Every time someone arrives who has been able to pay their way into the country via the people smugglers, refugee families in my electorate, for example, sigh and despair knowing it will take so much longer for their family reunions to take place. They despair that the energies and attentions of the departmental officials, which should be directed towards finding their sons and daughters left in the camps in Kenya, are instead totally engaged in how they can best deal with those arriving boatload after boatload via the people smugglers. Yes, we do have queues in Australia and those queues become longer every time someone comes into the country who has not come via our selection process and at our invitation after having been identified in the camps and other places in the world where it is too difficult and dangerous for them to survive.

I am most concerned that this legislation does a number of things that will set us even further backwards in having a well managed, humane protection system and refugee settlement system in this country.

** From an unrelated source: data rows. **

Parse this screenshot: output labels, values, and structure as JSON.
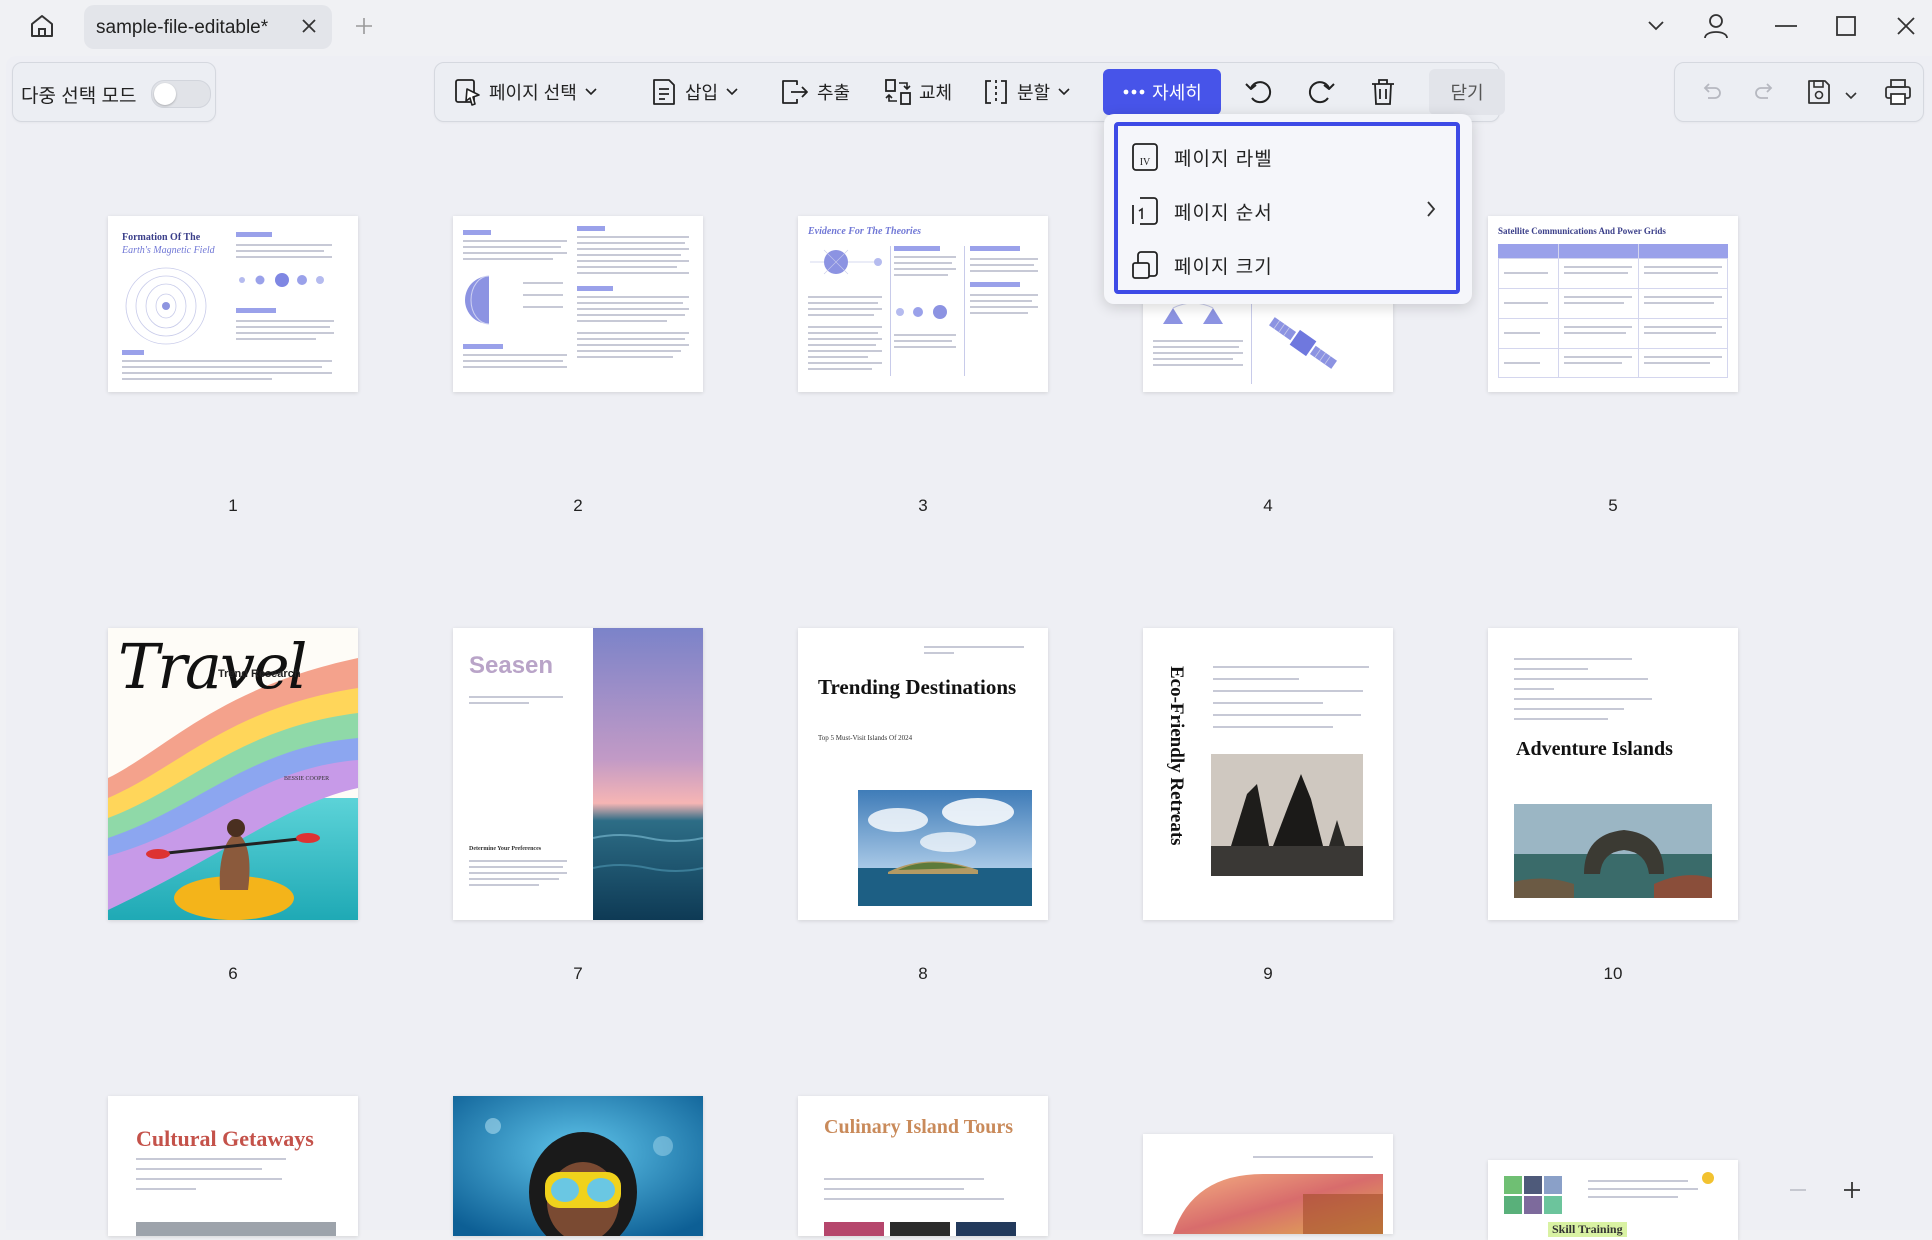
{
  "titlebar": {
    "tab_title": "sample-file-editable*"
  },
  "multi_select": {
    "label": "다중 선택 모드",
    "enabled": false
  },
  "toolbar": {
    "page_select": "페이지 선택",
    "insert": "삽입",
    "extract": "추출",
    "replace": "교체",
    "split": "분할",
    "more": "자세히",
    "close": "닫기",
    "accent_color": "#4754e9"
  },
  "more_menu": {
    "items": [
      {
        "label": "페이지 라벨",
        "icon": "page-label-icon"
      },
      {
        "label": "페이지 순서",
        "icon": "page-order-icon",
        "has_submenu": true
      },
      {
        "label": "페이지 크기",
        "icon": "page-size-icon"
      }
    ]
  },
  "pages": [
    {
      "number": "1",
      "title": "Formation Of The",
      "subtitle": "Earth's Magnetic Field"
    },
    {
      "number": "2"
    },
    {
      "number": "3",
      "title": "Evidence For The Theories"
    },
    {
      "number": "4"
    },
    {
      "number": "5",
      "title": "Satellite Communications And Power Grids"
    },
    {
      "number": "6",
      "title": "Travel",
      "subtitle": "Trend Research",
      "author": "BESSIE COOPER"
    },
    {
      "number": "7",
      "title": "Seasen",
      "subtitle": "Determine Your Preferences"
    },
    {
      "number": "8",
      "title": "Trending Destinations",
      "subtitle": "Top 5 Must-Visit Islands Of 2024"
    },
    {
      "number": "9",
      "title": "Eco-Friendly Retreats"
    },
    {
      "number": "10",
      "title": "Adventure Islands"
    },
    {
      "title": "Cultural Getaways"
    },
    {},
    {
      "title": "Culinary Island Tours"
    },
    {},
    {
      "title": "Skill Training"
    }
  ]
}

I have already said that we have available ministerial discretion in the legislation, which means that every time there is a man, a woman or a child whose circumstances do not meet the refugee convention criteria the minister has the capacity to quickly and simply grant them visa protection on the basis of their need, and that has happened thousands of times over the recent years of both the Labor and coalition governments. So we do have an alternative that will not cause greater strife in our country in terms of longer queues and in terms of greater numbers of vexatious claims cluttering up our system. Sure, this is good for lawyers, but it is not good for the Australian community.

Also, we do not need to give a new product to the people smugglers to hawk to those who are waiting, whether it is in Pakistan, Indonesia or Malaysia, for an opportunity to get on a boat. Imagine the people smuggler saying to them, 'Look, we know you do not meet UNHCR criteria given your family background or in your personal circumstances, but, hey, there is a brand new type of product called a complementary protection visa that is now on offer in Australia. All you need to do is arrive, get on my boat and you will be right. You just have to make sure you have the US$15,000 or US$20,000 handy, and make sure you destroy your papers before you set off.'

This is not a sensible or humane way to go. We have a good system right now. It is a system that has been complimented as recently as yesterday by our visitor from the Human Rights Commission. Those who arrive in our country after having been selected by the UNHCR as the most in need deserve family reunions and I hate to see them having to wait years and years, perhaps to the point where their families have been lost altogether, because the queue-jumpers have an alternative way to enter this country. The energy taken to deal with those queue-jumpers and the vexatious claims is energy that should be spent in a more legitimate and humane way.